Design and construction
- Architecture firm: Habershon and Fawckner

Website
- mansionhousecardiff.co.uk

Listed Building – Grade II
- Official name: The Mansion House
- Designated: 24 May 2002; 24 years ago
- Reference no.: 26661

= Mansion House, Cardiff =

Building in Cardiff, Wales

The Mansion House (Y Plasty), located on Richmond Road in Cardiff, was the official residence of the Lord Mayor of Cardiff until 1995.
It was listed Grade II by Cadw in May 2002.

==History==
The house was commissioned by James Howell, the owner of Howells department store, who opened his first shop in 1865. He selected a site on Richmond Road which he leased from Lord Tredegar in 1890. The house was designed by the architects Habershon & Fawckner in the Neo-Baroque style, built in rubble masonry and was completed in 1896. It was originally called 'The Grove'.

The house was designed as a large family home, to house his 11 children. The design involved a symmetrical main frontage of four bays facing onto Richmond Road. An unusual aspect of the house was that it was designed to be able to be divided into two: it featured two round-headed front doors, with a balcony above, and a wall in the cellar which was designed to allow extension upwards. The outer bays have bay windows on both floors. At roof level, there was a modillioned cornice and there were three dormer windows.
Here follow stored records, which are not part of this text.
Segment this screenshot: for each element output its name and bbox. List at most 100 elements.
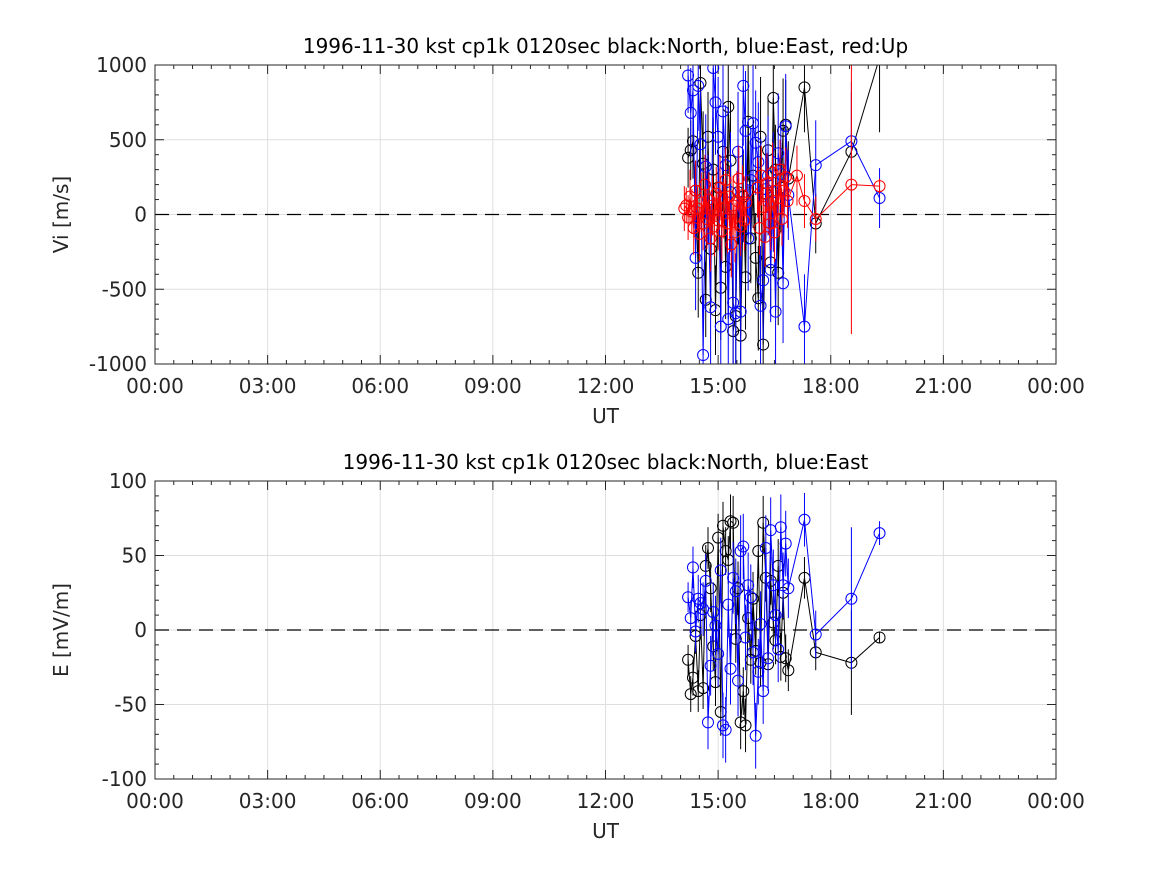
data-point	[699, 160, 712, 173]
data-point	[779, 652, 792, 665]
data-point	[809, 628, 822, 641]
y-tick-label: 500	[109, 128, 147, 152]
data-point	[689, 251, 702, 264]
data-point	[722, 313, 735, 326]
data-point	[749, 251, 762, 264]
data-point	[732, 674, 745, 687]
data-point	[714, 320, 727, 333]
data-point	[724, 662, 737, 675]
data-point	[736, 189, 749, 202]
data-point	[734, 220, 747, 233]
data-point	[712, 647, 725, 660]
data-point	[752, 156, 765, 169]
data-point	[682, 211, 695, 224]
data-point	[754, 299, 767, 312]
data-point	[704, 659, 717, 672]
data-point	[760, 177, 773, 190]
data-point	[740, 196, 753, 209]
data-point	[701, 542, 714, 555]
y-tick-label: 0	[134, 618, 147, 642]
data-point	[682, 653, 695, 666]
data-point	[682, 69, 695, 82]
data-point	[742, 579, 755, 592]
data-point	[697, 349, 710, 362]
data-point	[767, 579, 780, 592]
data-point	[686, 135, 699, 148]
data-point	[749, 729, 762, 742]
data-point	[757, 685, 770, 698]
y-axis-label: Vi [m/s]	[49, 176, 73, 253]
data-point	[712, 531, 725, 544]
data-point	[725, 238, 738, 251]
data-point	[684, 612, 697, 625]
data-point	[708, 220, 721, 233]
data-point	[698, 178, 711, 191]
series-east	[682, 492, 886, 769]
x-tick-label: 06:00	[351, 789, 409, 813]
data-point	[727, 571, 740, 584]
data-point	[695, 196, 708, 209]
data-point	[770, 184, 783, 197]
data-point	[732, 145, 745, 158]
data-point	[697, 682, 710, 695]
data-point	[694, 138, 707, 151]
y-tick-label: 100	[109, 469, 147, 493]
data-point	[694, 597, 707, 610]
data-point	[768, 226, 781, 239]
axes-box	[154, 480, 1057, 780]
data-point	[739, 124, 752, 137]
data-point	[691, 202, 704, 215]
data-point	[754, 618, 767, 631]
y-tick-label: -500	[102, 277, 147, 301]
data-point	[709, 619, 722, 632]
data-point	[701, 716, 714, 729]
electric-field-panel: 00:00 03:00 06:00 09:00 12:00 15:00 18:00 21:00…	[49, 450, 1085, 843]
x-tick-label: 18:00	[802, 789, 860, 813]
data-point	[845, 592, 858, 605]
data-point	[737, 79, 750, 92]
series-line	[687, 520, 880, 726]
data-point	[692, 266, 705, 279]
data-point	[724, 515, 737, 528]
x-tick-label: 06:00	[351, 374, 409, 398]
data-layer	[678, 65, 886, 364]
data-point	[729, 307, 742, 320]
data-point	[754, 656, 767, 669]
data-point	[686, 671, 699, 684]
data-point	[737, 540, 750, 553]
series-line	[683, 169, 880, 245]
data-point	[710, 187, 723, 200]
data-point	[739, 631, 752, 644]
data-point	[729, 585, 742, 598]
x-tick-label: 21:00	[915, 789, 973, 813]
data-point	[790, 169, 803, 182]
y-tick-label: 50	[122, 544, 147, 568]
data-point	[767, 91, 780, 104]
data-point	[721, 217, 734, 230]
data-point	[684, 106, 697, 119]
x-axis-label: UT	[592, 404, 620, 428]
x-tick-label: 18:00	[802, 374, 860, 398]
data-point	[742, 232, 755, 245]
data-point	[738, 214, 751, 227]
data-point	[747, 117, 760, 130]
data-point	[772, 202, 785, 215]
data-point	[757, 274, 770, 287]
y-axis-label: E [mV/m]	[49, 583, 73, 677]
x-tick-label: 15:00	[689, 374, 747, 398]
data-point	[685, 205, 698, 218]
data-point	[798, 195, 811, 208]
data-point	[693, 227, 706, 240]
x-tick-label: 00:00	[126, 374, 184, 398]
y-tick-label: -50	[114, 693, 147, 717]
data-point	[873, 631, 886, 644]
data-point	[774, 650, 787, 663]
data-point	[873, 527, 886, 540]
data-point	[762, 196, 775, 209]
y-tick-label: -100	[102, 767, 147, 791]
data-point	[727, 199, 740, 212]
data-point	[764, 263, 777, 276]
data-point	[734, 305, 747, 318]
data-point	[732, 172, 745, 185]
data-point	[712, 214, 725, 227]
Residents at the house in the early 20th century included Mabel Howell (a daughter of James Howell), who was secretary of the Cardiff and District Women's Suffrage Society.

In 1913, the leasehold of the house was bought by the Cardiff Corporation, for use as the home of the lord mayors. Internally, it featured two apartments on the first floor and these were also used by judges sitting in the city. The Prince of Wales met civic leaders at the mansion house during a visit to Cardiff in May 1930. In 1956, the freehold of the property was bought by the Cardiff Corporation's under the advice of their Civic Buildings Committee for £3000 from the Tredegar Estate, most of which was being disposed of at this time in lieu of death-duties. The house continued to be used by successive lord mayors until 1995.

The building had a major overhaul in time for the Cardiff European Council summit held on 15 and 16 June 1998. It was then used by Cardiff Council for events, functions, civil ceremonies and weddings. It also became the base for the council's protocol team.

The actress, Catherine Zeta-Jones, and her husband, Michael Douglas, visited the mansion house, in July 2010, for the launch of the Noah's Ark Children's Hospital for Wales appeal of which she is a patron. Scenes from the BBC television series, Doctor Who, starring Ncuti Gatwa, were shot at the mansion house in October 2023.

The council ceased to use the mansion for civic purposes in the 2020s, and put it up for sale in June 2025.